China rescuers save newborn from sewer pipe |
Infant found alive below squat toilet in Zhejiang province after residents heard crying from communal washroom.Last Modified: 28 May 2013 16:02 |
A newborn boy is recovering in a Chinese hospital after being rescued from a sewage pipe below a squat toilet by firefighters, state media reports.
"Fortunately the baby survived. But the person [who abandoned him] is still suspected of attempted murder," said an unnamed police officer, according to official news portal hangzhou.com.cn.
A video of the rescue was broadcast widely on Chinese news programmes and websites late on Monday and Tuesday.
Residents in Jinhua, in the eastern province of Zhejiang, called firefighters after hearing the two-day-old baby crying in the fourth-floor squat lavatory in a communal washroom, the report said.
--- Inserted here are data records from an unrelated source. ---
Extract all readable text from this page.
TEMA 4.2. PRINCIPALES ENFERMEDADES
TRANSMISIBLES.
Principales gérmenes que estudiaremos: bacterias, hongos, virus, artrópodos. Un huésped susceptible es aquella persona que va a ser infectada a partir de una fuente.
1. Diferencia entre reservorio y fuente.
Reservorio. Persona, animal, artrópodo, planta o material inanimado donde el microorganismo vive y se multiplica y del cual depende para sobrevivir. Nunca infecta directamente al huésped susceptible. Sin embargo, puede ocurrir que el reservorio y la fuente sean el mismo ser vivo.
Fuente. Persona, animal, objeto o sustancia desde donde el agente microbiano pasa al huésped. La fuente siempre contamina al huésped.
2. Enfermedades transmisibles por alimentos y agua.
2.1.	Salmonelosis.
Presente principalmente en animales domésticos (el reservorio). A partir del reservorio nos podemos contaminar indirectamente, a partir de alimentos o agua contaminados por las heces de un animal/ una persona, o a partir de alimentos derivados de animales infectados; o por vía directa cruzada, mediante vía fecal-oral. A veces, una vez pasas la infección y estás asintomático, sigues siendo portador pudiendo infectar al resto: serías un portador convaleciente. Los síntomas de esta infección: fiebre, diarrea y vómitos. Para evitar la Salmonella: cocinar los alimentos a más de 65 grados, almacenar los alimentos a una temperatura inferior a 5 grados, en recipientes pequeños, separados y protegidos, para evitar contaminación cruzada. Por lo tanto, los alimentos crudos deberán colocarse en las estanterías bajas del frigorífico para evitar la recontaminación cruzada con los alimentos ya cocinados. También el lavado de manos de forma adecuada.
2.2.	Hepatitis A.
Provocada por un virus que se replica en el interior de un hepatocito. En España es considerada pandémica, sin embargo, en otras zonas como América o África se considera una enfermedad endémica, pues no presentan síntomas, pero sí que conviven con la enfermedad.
Attempts to pull him out failed, so rescuers sawed away a section of the 10-centimetre diameter pipe with the baby inside and took him to a local hospital.
Firefighters and doctors spent nearly an hour taking the tube apart piece by piece with pliers and saws and finally recovered the newborn, whose placenta was still attached, the report said.
From the time he was found to when he was taken out, the baby was stuck in the tube for at least two hours, it added.
Mother located
Named after the incubator he is now recovering in, baby number 59 is expected to survive, according to hospital officials.
The 2.3-kilogramme boy suffered some cuts to his face and limbs and his heart rate was low at one point. He was put in an incubator and was in stable condition, the report said.
The Pujiang county police bureau said on its official microblog account that the boy's mother has been located and that an investigation was ongoing, but gave no further details.
The landlord of the building in Pujiang county told Zhejiang News that it was unlikely the birth took place in the restroom because there was no evidence of blood and she was not aware of any recent pregnancies among her tenants.
News of the rescue prompted an outpouring from strangers who came to the hospital with diapers, baby clothes, powdered milk and offers to adopt the child.
Chinese families traditionally have a preference for sons, but babies born out of wedlock are sometimes abandoned because of social and financial pressures.
The country's one-child policy can also mean heavy fines for couples who have more than one baby.